Fable par Jean-Pierre Claris de Florian
Période : 18e siècle

Une poulette jeune et sans expérience,
en trottant, cloquetant, grattant,
se trouva, je ne sais comment,
fort loin du poulailler, berceau de son enfance.
Elle s’ en apperçut qu’ il étoit déja tard.
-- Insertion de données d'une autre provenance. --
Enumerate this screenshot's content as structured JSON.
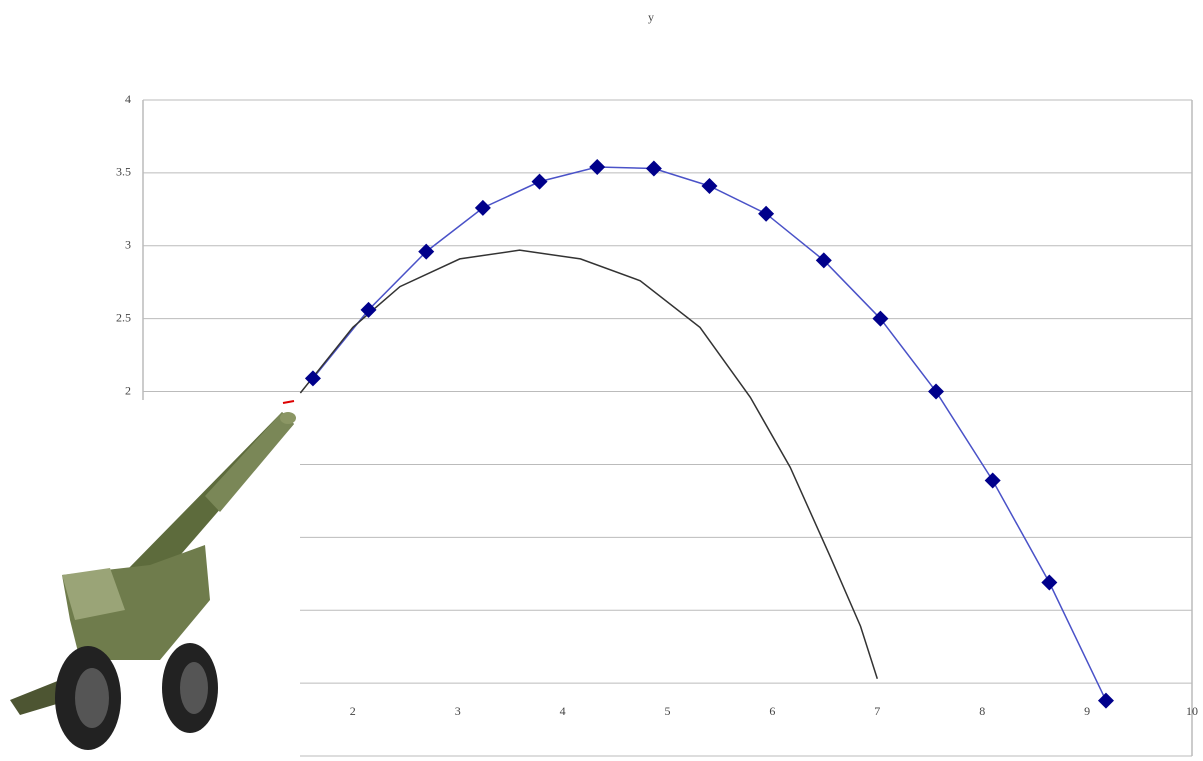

Comme elle y retournoit, voici qu’ un vieux renard
à ses yeux troublés se présente.
La pauvre poulette tremblante
recommanda son ame à Dieu.
Mais le renard, s’ approchant d’ elle,
lui dit : hélas ! Mademoiselle,
votre frayeur m’ étonne peu ;
c’ est la faute de mes confreres,
gens de sac et de corde, infâmes ravisseurs,
dont les appétits sanguinaires
ont rempli la terre d’ horreurs.
Je ne puis les changer, mais du moins je travaille
à préserver par mes conseils
l’ innocente et foible volaille
des attentats de mes pareils.
Je ne me trouve heureux qu’ en me rendant utile ;
et j’ allois de ce pas jusques dans votre asyle
pour avertir vos soeurs qu’ il court un mauvais bruit,
c’ est qu’ un certain renard méchant autant qu’ habile
doit vous attaquer cette nuit.
Je viens veiller pour vous. La crédule innocente
vers le poulailler le conduit :
à peine est-il dans ce réduit,
qu’ il tue, étrangle, égorge, et sa griffe sanglante
entasse les mourants sur la terre étendus,
comme fit Diomede au quartier de Rhésus.
Il croqua tout, grandes, petites,
coqs, poulets et chapons ; tout périt sous ses dents.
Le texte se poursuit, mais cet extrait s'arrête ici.